Visual Studio to Command Line

Saturday, September 17, 2005

Suppose you have a Visual Studio 2002 or 2003 project, but not Visual Studio, and need to build the project. It's easy to invoke the compiler on the command line for C# or VB.NET sources - you can simply pass wildcards for the sources, and a few options.

What's really nasty is embedding resources, such as icons. No wildcards are accepted here. Furthermore, Visual Studio assigns namespace-qualified names for embedded icons (for C#: project default namespace plus resource relative path; for VB.NET: project root namespace plus resource name). So our command line is going to grow quite a bit.

What are we to do?

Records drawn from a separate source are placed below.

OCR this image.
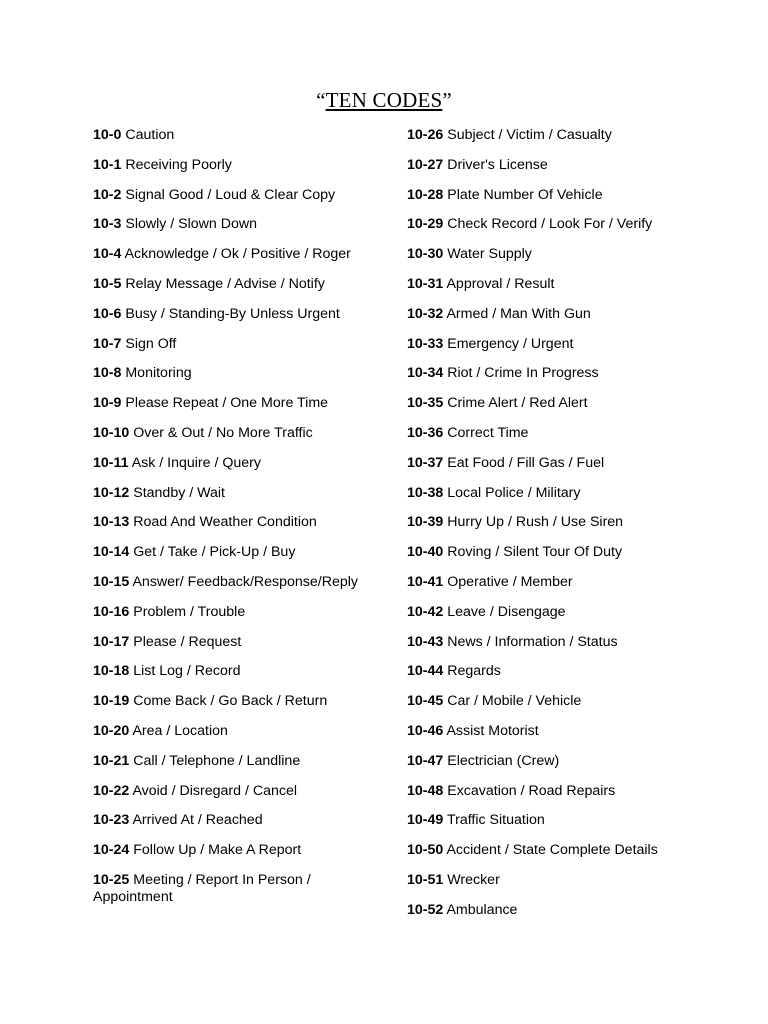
“TEN CODES”
10-0 Caution
10-1 Receiving Poorly
10-2 Signal Good / Loud & Clear Copy
10-3 Slowly / Slown Down
10-4 Acknowledge / Ok / Positive / Roger
10-5 Relay Message / Advise / Notify
10-6 Busy / Standing-By Unless Urgent
10-7 Sign Off
10-8 Monitoring
10-9 Please Repeat / One More Time
10-10 Over & Out / No More Traffic
10-11 Ask / Inquire / Query
10-12 Standby / Wait
10-13 Road And Weather Condition
10-14 Get / Take / Pick-Up / Buy
10-15 Answer/ Feedback/Response/Reply
10-16 Problem / Trouble
10-17 Please / Request
10-18 List Log / Record
10-19 Come Back / Go Back / Return
10-20 Area / Location
10-21 Call / Telephone / Landline
10-22 Avoid / Disregard / Cancel
10-23 Arrived At / Reached
10-24 Follow Up / Make A Report
10-25 Meeting / Report In Person / Appointment
10-26 Subject / Victim / Casualty
10-27 Driver's License
10-28 Plate Number Of Vehicle
10-29 Check Record / Look For / Verify
10-30 Water Supply
10-31 Approval / Result
10-32 Armed / Man With Gun
10-33 Emergency / Urgent
10-34 Riot / Crime In Progress
10-35 Crime Alert / Red Alert
10-36 Correct Time
10-37 Eat Food / Fill Gas / Fuel
10-38 Local Police / Military
10-39 Hurry Up / Rush / Use Siren
10-40 Roving / Silent Tour Of Duty
10-41 Operative / Member
10-42 Leave / Disengage
10-43 News / Information / Status
10-44 Regards
10-45 Car / Mobile / Vehicle
10-46 Assist Motorist
10-47 Electrician (Crew)
10-48 Excavation / Road Repairs
10-49 Traffic Situation
10-50 Accident / State Complete Details
10-51 Wrecker
10-52 Ambulance
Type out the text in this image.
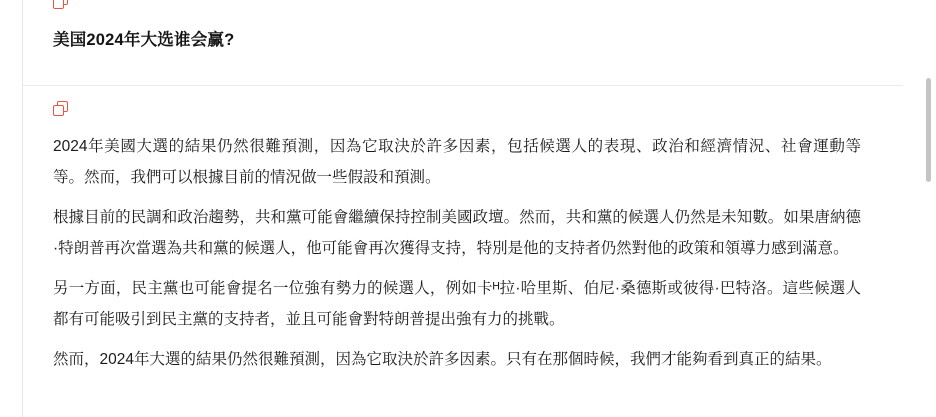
美国2024年大选谁会赢?

2024年美國大選的結果仍然很難預測，因為它取決於許多因素，包括候選人的表現、政治和經濟情況、社會運動等等。然而，我們可以根據目前的情況做一些假設和預測。

根據目前的民調和政治趨勢，共和黨可能會繼續保持控制美國政壇。然而，共和黨的候選人仍然是未知數。如果唐納德·特朗普再次當選為共和黨的候選人，他可能會再次獲得支持，特別是他的支持者仍然對他的政策和領導力感到滿意。

另一方面，民主黨也可能會提名一位強有勢力的候選人，例如卡ᴴ拉·哈里斯、伯尼·桑德斯或彼得·巴特洛。這些候選人都有可能吸引到民主黨的支持者，並且可能會對特朗普提出強有力的挑戰。

然而，2024年大選的結果仍然很難預測，因為它取決於許多因素。只有在那個時候，我們才能夠看到真正的結果。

First, let's use a response file, where we can list all the options line-by-line:

/res:Images\GoBack.ico,Gregor.Core.Images.GoBack.ico
/res:Images\GoForward.ico,Gregor.Core.Images.GoForward.ico

We'll invoke the compiler like this:

csc.exe @BuildResponse.txt *.cs

If there are many embedded resources, it makes sense to generate the response file from the project file. Here's a .NET Console user function, runnable in WebEdit.NET, that gens command line options in a response file manner for embedded icons in C# project files:

createIconResourceSwitches(sCSharpProjectFile, sNamespace)
{
    sb = new StringBuilder();
    xd = new XmlDocument();
    xd.Load(sCSharpProjectFile);
    sXPath = "/VisualStudioProject/CSHARP/Files/Include/File/attribute::RelPath";
    hits = xd.SelectNodes(sXPath);
    foreach(hit in hits){
        if(hit.Value.EndsWith(".ico")){
            // syntax: /res:<file-name>[,<identifier>]
            sb.Append("/res:");
            sb.Append(hit.Value);
            sb.Append(",");
            sb.Append(sNamespace);
            sb.Append(".");
            sb.Append(hit.Value.Replace("\\", "."));
            sb.Append(Environment.NewLine);
        }
    }
    sb.ToString();
}

On Editing User Functions

By now it's well-know how to compile a .NET Console user function in WebEdit.NET. Open a new editor window, edit the code, and run the following command in the Console tool window:

Vars.Eval(Vars.Text)

Sometimes, you have have a user function that you want to edit, but you haven't saved the source (note that there is an optional persistance mechanism for interpreter code). Then, you can easily retrieve the source into an editor window, like this:

Vars.PasteToNewDocument(createIconResourceSwitches.GetCodeSection(true))

The new PasteToNewDocument, as well as AppendToDocument functions of the Vars module make line-oriented, command-based editing even easier. They both take variable arguments of type string. This means string arrays are also accepted (many Vars properties return such arrays, like TextLines or TextSelectionColumns).